Bug 1290249

Summary: sd-event malfunction can cause an event loop breakage, systemctl hang/reboot needed
Product: [Fedora] Fedora Reporter: AJ Christensen <aj>
Component: systemdAssignee: systemd-maint
Status: CLOSED ERRATA QA Contact: Fedora Extras Quality Assurance <extras-qa>
Severity: high Docs Contact:
Priority: unspecified    
Version: 22CC: joeym, johannbg, lnykryn, msekleta, s, systemd-maint, zbyszek
Target Milestone: ---   
Target Release: ---   
Hardware: x86_64   
OS: Linux   
Whiteboard:
Fixed In Version: systemd-219-27.fc22 Doc Type: Bug Fix
Doc Text:
Story Points: ---
Clone Of: Environment:
Last Closed: 2016-01-26 03:21:06 UTC Type: Bug
Regression: --- Mount Type: ---
Documentation: --- CRM:
Verified Versions: Category: ---
oVirt Team: --- RHEL 7.3 requirements from Atomic Host:
Cloudforms Team: --- Target Upstream Version:
Embargoed:
Attachments:
Description Flags
strace from systemd while in broken event loop state
none
Patch from systemd/systemd#1366 in .patch format none

Description AJ Christensen 2015-12-09 22:51:14 UTC
Created attachment 1104182 [details]
strace from systemd while in broken event loop state

Description of problem:
The currently available version of systemd-219 for Fedora-22 is subject to a malfunction in the sd-event pending_prioq_compare function which can swap a disabled event source with an enabled one, causing a broken event loop followed by systemctl hangs eventually requiring a reboot.

The issue has been identified and fixed upstream:
http://lists.freedesktop.org/archives/systemd-devel/2015-September/034356.html
https://github.com/systemd/systemd/pull/1366


Version-Release number of selected component (if applicable):
systemd-219-25.fc22.x86_64


How reproducible:
6/10

With syscall tracing we were able to observe (under production load) the epoll_wait POLLOUT looping after our monitoring system noticed 'systemctl' processes piling up.
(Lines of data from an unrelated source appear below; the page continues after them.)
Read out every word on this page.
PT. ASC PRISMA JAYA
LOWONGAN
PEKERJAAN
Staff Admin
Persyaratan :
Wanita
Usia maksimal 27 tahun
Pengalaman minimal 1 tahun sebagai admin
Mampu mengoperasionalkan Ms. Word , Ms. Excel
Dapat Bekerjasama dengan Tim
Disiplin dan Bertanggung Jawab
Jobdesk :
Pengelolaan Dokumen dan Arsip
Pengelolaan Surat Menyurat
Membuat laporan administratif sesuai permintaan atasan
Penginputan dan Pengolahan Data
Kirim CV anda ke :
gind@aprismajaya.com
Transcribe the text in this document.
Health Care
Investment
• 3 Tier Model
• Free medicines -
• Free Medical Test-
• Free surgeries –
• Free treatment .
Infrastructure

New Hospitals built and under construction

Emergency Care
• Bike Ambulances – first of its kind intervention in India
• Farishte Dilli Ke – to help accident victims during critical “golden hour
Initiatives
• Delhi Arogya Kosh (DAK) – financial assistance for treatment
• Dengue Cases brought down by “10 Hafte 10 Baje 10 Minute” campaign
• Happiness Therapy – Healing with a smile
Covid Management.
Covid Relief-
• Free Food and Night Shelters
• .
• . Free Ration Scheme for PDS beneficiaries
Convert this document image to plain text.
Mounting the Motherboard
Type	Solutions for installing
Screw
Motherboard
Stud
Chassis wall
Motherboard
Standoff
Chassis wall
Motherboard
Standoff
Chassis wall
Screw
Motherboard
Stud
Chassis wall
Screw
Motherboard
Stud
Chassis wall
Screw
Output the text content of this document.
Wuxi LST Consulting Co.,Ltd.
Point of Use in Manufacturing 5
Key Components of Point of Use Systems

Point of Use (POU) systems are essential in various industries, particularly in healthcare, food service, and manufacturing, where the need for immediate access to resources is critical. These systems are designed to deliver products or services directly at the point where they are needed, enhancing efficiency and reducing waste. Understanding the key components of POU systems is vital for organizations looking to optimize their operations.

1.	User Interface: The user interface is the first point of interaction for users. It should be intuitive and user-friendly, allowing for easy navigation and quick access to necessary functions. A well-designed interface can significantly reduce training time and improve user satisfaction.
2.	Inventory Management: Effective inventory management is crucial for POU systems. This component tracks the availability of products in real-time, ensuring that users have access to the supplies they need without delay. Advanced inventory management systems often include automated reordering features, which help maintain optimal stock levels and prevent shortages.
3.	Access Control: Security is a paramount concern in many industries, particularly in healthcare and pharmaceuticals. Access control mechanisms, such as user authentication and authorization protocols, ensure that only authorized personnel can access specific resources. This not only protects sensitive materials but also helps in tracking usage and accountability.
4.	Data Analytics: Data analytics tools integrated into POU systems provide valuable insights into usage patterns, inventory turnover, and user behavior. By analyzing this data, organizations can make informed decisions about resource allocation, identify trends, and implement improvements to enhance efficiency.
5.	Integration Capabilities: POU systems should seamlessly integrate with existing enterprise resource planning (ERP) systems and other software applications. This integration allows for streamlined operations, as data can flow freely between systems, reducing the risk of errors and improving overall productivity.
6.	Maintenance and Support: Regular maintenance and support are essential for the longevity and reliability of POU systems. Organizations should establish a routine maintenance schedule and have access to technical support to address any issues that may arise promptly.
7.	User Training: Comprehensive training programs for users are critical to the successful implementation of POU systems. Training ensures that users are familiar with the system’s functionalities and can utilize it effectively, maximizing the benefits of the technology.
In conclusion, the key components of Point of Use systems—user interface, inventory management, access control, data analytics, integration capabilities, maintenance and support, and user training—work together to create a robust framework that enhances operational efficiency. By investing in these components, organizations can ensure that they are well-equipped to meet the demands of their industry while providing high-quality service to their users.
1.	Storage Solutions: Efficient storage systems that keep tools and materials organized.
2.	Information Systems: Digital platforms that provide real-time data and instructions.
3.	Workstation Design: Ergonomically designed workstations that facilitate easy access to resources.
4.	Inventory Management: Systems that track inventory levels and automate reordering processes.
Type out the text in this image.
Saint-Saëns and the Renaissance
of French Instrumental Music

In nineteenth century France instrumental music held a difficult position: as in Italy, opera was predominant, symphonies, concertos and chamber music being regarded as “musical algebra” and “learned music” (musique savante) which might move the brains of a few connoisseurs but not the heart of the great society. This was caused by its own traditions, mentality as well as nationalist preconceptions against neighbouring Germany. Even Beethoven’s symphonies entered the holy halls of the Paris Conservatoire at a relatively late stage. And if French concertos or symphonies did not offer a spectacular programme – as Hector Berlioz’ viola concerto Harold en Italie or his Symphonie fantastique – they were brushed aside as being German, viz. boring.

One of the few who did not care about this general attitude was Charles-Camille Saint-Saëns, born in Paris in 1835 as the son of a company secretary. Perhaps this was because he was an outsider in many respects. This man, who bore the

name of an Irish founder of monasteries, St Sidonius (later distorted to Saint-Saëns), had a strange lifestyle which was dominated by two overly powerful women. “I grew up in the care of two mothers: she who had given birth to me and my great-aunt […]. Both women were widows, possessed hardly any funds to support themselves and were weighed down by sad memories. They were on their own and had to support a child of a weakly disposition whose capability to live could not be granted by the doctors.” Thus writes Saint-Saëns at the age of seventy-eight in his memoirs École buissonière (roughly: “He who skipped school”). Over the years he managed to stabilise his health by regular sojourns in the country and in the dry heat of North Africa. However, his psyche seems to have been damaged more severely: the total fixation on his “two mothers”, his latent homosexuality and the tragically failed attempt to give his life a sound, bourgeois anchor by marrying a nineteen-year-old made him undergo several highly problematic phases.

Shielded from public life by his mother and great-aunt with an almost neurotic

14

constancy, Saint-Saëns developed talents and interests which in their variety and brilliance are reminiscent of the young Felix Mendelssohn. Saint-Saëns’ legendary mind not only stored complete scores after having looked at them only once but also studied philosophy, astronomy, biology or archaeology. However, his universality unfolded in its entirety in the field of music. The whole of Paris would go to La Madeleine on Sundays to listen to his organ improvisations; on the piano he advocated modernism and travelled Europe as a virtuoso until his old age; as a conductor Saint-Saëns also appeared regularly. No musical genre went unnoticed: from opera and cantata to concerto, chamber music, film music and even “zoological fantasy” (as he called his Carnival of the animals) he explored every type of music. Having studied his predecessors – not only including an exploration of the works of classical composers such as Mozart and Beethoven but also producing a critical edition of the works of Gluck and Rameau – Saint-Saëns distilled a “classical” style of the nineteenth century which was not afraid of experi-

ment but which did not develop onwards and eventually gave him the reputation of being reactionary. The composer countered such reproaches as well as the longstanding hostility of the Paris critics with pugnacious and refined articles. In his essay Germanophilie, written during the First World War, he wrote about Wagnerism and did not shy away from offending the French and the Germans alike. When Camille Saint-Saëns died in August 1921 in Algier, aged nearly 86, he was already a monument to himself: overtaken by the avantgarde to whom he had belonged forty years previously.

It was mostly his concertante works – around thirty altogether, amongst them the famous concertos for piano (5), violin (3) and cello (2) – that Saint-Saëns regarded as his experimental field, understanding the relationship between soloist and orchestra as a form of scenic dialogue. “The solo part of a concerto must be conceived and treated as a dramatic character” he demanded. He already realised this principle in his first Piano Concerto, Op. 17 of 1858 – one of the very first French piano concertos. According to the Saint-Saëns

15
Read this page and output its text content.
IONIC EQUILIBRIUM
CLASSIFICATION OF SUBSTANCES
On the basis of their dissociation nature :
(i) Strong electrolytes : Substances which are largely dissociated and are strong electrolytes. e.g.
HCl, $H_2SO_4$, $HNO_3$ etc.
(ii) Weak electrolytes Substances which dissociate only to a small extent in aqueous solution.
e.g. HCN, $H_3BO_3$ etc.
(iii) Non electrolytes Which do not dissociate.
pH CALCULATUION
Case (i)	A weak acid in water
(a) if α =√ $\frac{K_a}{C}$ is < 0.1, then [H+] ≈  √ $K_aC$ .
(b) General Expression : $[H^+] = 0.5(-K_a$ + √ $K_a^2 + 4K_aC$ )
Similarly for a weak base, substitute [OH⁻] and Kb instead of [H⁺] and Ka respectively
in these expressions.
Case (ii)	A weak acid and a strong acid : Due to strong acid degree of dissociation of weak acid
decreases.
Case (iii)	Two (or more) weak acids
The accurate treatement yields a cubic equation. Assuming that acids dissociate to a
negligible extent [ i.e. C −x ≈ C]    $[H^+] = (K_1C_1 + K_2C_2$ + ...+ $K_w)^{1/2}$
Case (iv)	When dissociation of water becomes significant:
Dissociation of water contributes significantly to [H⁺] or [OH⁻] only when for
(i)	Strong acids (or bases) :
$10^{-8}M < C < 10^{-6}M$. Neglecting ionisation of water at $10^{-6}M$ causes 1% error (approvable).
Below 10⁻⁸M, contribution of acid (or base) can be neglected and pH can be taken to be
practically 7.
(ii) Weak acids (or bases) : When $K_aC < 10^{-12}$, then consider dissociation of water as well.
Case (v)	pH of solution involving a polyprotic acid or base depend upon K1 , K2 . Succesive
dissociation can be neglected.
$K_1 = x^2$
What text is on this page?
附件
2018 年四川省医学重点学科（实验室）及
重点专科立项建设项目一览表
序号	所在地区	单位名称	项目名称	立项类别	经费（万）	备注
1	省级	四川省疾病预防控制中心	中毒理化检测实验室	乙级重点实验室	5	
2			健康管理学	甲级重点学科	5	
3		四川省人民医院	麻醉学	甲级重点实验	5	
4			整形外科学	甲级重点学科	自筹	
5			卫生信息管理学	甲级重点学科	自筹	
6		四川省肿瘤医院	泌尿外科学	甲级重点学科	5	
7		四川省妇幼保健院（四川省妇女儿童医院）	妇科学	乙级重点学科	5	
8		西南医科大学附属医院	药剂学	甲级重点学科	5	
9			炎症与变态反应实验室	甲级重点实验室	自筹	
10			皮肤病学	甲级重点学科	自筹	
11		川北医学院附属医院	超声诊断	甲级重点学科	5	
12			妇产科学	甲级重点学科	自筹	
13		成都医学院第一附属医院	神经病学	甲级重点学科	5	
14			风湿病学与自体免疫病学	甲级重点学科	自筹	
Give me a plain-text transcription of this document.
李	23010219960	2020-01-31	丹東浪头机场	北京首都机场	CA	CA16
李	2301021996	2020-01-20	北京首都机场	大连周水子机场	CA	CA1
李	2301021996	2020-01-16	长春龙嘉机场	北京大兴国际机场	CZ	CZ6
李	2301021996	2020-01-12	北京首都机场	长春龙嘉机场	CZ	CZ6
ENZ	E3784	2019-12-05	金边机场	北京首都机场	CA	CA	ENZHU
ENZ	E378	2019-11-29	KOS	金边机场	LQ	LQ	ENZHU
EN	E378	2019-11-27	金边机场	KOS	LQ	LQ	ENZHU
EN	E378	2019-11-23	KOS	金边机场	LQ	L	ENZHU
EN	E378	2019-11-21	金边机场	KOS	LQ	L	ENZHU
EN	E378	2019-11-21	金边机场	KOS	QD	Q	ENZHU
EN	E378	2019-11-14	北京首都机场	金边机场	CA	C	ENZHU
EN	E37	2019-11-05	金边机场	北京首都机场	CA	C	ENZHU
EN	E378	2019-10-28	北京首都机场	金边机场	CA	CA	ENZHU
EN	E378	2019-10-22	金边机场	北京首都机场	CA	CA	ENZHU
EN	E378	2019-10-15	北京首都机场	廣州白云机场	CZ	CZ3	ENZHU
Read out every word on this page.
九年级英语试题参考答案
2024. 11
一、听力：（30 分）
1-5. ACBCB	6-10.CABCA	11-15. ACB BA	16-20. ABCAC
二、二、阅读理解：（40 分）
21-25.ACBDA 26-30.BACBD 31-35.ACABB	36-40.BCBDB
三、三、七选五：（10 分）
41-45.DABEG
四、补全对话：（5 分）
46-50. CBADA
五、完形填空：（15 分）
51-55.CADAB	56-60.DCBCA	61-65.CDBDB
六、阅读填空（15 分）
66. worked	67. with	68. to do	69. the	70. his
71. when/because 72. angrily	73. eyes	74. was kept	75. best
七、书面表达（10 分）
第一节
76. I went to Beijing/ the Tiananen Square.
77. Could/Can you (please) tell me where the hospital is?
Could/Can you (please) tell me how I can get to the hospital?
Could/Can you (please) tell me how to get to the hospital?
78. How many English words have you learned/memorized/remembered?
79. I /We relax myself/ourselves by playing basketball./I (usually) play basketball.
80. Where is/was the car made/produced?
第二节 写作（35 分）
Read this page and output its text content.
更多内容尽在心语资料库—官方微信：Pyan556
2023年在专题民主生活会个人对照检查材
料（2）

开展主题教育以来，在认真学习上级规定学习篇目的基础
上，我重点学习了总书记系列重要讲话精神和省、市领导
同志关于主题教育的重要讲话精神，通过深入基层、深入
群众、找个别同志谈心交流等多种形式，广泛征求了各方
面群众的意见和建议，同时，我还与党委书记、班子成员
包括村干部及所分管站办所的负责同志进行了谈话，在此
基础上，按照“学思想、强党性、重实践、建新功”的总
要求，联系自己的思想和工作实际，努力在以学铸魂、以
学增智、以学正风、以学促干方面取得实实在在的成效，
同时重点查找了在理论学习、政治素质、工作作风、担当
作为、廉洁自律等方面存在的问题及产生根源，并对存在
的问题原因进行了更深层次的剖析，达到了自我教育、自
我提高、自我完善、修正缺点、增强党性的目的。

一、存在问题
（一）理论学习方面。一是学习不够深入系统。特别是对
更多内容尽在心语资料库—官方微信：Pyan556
The systems in question run between 5000~7000 units. I've attached the strace.

We were _not_ able to reproduce per the systemd mailing list post (which described a future version - 227, ahead of 219)

Steps to Reproduce:
1. gdb, attach to #1, b pending_prioq_compare
2. break the sd-event queue
3. inspect x, y locals, look for disabled event source, if not, continue (gdb script can help)
4. strace #1 to observe POLLOUT infinite loop / broken sd-event loop

Actual results:
- non-deterministic piling up systemctl processes
- heavy epoll_wait activity by #1 with an infinitely-increasing POLLOUT list

Expected results:
- systemctl processes not piling up
- normal (paired) epoll_wait2 behavior from #1, no disabled event sources swapped with enabled ones

Additional info:
We have deployed a custom build with this patch and have so far not been able to observe the infinite loop/sd-event malfunction under load.

Comment 1 Joe Miller 2015-12-09 22:54:00 UTC
Would it be possible to get this patch back-ported to fedora-22's systemd-219 rpm?  (the patch in the github pull request link)

Comment 2 AJ Christensen 2015-12-09 22:56:38 UTC
Created attachment 1104183 [details]
Patch from systemd/systemd#1366 in .patch format

Downloaded the .patch fromhttps://github.com/pocek/systemd/commit/8046c4576a68977a1089d2585866bfab8152661b.patch, uploaded to here.

Comment 4 Fedora Update System 2016-01-07 12:34:03 UTC
systemd-219-27.fc22 has been submitted as an update to Fedora 22. https://bodhi.fedoraproject.org/updates/FEDORA-2016-7365dd5df4

Comment 5 Fedora Update System 2016-01-09 04:25:57 UTC
systemd-219-27.fc22 has been pushed to the Fedora 22 testing repository. If problems still persist, please make note of it in this bug report.
See https://fedoraproject.org/wiki/QA:Updates_Testing for
instructions on how to install test updates.
You can provide feedback for this update here: https://bodhi.fedoraproject.org/updates/FEDORA-2016-7365dd5df4

Comment 6 Fedora Update System 2016-01-26 03:20:58 UTC
systemd-219-27.fc22 has been pushed to the Fedora 22 stable repository. If problems still persist, please make note of it in this bug report.